Life is messy—no truer words have been spoken.

But art is also messy. And sometimes when it feels like the world is closing in around you, and you’re trying to find your way out of a thick, looming fog, it might be worth it to linger for a bit. To stop fighting those feelings of impending doom, and instead use them to create something. . . anything.

Scribble on your page. Throw paint all over your canvas. Let your emotions out through your craft. We are artists after all, it’s kinda what we do.

And when you look back at artwork that you created during a time of emotional turmoil, you’ll remember the exact thoughts and feelings that brought you to a piece.

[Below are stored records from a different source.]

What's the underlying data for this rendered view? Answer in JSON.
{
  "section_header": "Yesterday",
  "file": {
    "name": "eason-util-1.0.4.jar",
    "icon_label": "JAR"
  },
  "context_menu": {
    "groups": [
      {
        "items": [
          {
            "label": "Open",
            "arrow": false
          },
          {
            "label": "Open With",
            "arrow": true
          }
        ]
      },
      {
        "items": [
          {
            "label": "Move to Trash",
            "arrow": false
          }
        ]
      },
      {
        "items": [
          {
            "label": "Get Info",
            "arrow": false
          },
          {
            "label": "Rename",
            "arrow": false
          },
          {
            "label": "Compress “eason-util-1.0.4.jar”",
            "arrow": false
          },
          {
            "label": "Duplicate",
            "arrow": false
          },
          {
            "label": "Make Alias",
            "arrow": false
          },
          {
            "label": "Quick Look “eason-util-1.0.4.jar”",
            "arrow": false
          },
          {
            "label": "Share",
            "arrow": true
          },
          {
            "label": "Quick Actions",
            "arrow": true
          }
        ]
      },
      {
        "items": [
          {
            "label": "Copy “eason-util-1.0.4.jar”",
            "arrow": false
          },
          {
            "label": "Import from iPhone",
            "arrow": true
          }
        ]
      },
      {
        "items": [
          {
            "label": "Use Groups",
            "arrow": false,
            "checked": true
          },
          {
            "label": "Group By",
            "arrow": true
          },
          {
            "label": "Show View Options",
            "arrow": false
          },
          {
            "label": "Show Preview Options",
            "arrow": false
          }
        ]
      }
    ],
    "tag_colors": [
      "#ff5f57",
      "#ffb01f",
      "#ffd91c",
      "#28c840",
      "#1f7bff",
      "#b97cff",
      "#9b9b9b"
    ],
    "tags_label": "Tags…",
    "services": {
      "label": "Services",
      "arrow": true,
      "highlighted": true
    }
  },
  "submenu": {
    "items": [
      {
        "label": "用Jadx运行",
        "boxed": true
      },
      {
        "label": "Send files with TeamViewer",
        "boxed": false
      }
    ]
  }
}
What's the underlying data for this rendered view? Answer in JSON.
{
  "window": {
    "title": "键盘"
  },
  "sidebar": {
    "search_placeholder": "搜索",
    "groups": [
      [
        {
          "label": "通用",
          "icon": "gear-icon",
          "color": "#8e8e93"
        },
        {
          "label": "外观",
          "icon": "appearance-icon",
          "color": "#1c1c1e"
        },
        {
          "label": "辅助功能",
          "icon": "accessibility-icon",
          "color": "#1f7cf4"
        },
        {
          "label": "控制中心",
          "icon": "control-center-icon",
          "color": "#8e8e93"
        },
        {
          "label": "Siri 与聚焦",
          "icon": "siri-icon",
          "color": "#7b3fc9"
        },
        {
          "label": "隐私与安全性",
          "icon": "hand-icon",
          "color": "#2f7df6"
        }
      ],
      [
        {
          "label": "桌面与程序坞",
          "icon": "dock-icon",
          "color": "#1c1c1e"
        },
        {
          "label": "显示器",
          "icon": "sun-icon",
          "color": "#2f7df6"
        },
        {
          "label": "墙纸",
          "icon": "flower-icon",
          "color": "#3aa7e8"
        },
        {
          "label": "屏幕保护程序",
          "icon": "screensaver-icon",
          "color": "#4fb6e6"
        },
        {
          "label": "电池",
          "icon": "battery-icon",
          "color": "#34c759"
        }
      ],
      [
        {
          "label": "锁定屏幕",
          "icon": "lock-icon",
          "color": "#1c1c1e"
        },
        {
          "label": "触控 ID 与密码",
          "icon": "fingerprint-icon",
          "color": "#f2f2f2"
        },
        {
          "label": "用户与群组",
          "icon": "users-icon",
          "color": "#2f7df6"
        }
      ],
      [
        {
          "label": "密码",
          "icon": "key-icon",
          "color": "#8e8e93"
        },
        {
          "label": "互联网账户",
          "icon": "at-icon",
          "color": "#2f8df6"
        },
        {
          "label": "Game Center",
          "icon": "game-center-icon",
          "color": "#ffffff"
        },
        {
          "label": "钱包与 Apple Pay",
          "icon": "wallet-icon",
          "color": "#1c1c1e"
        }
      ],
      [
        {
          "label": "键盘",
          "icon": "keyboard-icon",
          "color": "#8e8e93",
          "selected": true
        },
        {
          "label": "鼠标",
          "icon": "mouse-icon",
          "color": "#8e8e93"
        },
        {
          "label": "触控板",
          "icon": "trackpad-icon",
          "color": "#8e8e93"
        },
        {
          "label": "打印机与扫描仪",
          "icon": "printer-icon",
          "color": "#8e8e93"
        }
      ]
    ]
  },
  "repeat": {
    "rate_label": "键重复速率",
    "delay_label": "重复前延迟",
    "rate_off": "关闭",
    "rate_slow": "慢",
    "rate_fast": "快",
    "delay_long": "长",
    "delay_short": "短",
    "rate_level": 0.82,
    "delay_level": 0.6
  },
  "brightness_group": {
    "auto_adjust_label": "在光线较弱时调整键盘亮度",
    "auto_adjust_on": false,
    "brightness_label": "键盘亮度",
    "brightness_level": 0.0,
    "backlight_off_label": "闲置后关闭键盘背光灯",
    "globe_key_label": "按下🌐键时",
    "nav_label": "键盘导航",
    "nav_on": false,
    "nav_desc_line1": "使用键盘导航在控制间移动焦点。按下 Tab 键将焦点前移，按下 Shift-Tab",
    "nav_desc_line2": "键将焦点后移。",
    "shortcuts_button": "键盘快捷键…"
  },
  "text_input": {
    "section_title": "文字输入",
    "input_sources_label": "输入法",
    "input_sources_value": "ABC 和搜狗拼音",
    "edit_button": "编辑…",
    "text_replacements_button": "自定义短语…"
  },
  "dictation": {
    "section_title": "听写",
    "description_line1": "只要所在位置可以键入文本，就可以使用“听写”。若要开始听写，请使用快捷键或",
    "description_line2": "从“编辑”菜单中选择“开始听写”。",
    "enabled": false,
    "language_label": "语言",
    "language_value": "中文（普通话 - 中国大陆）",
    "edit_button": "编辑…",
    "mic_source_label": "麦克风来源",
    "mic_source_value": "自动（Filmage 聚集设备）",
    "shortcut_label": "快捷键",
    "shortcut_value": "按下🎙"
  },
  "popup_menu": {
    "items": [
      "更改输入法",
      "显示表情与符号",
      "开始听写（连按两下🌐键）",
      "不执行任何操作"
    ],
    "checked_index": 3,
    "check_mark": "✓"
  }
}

And hopefully in retrospect, the emotions that you once felt won’t be as sad, upsetting, or frustrating—instead, they’ll be just another page of your life’s story. One that you look back on in a melancholy fondness.

In a world of creating art formulated for optimal recognition, sometimes it’s easy to forget that drawing and painting can be used to navigate this scary thing called “life”. So, dive in headfirst. Feel. And create something that speaks volumes.

This post is inspired by a few pieces I created while feeling bogged down. I’m not sure if you’ve heard, but we’re sort of living in the midst of a global pandemic. And in working at an A) non-profit B) community center, that’s C) focused on the arts, you could imagine that we were hit pretty damn hard.

So I began to panic. I, along with my department, were placed on a rolling weekly schedule. And not knowing what the next week had to offer—whether it be reduced hours, or none at all—started to get to me.

I turned to art.

Acrylics of all things. And this is what I painted:


I created the underwater piece first. At this point, I had no idea that I was even feeling tension through my work place. But I knew that the artist in me was trying to tell me something.

The scene featuring a city on fire was painted after I was temporarily laid off from my job—about a month following. This was when I had more clarity over the way I was feeling; hence, the painting itself is much more grounded, despite still showcasing the inner turmoil I felt at the time.

These two paintings remain some of my favorite pieces. I relive my past thoughts through them. And they mean a lot to me for this sole reason.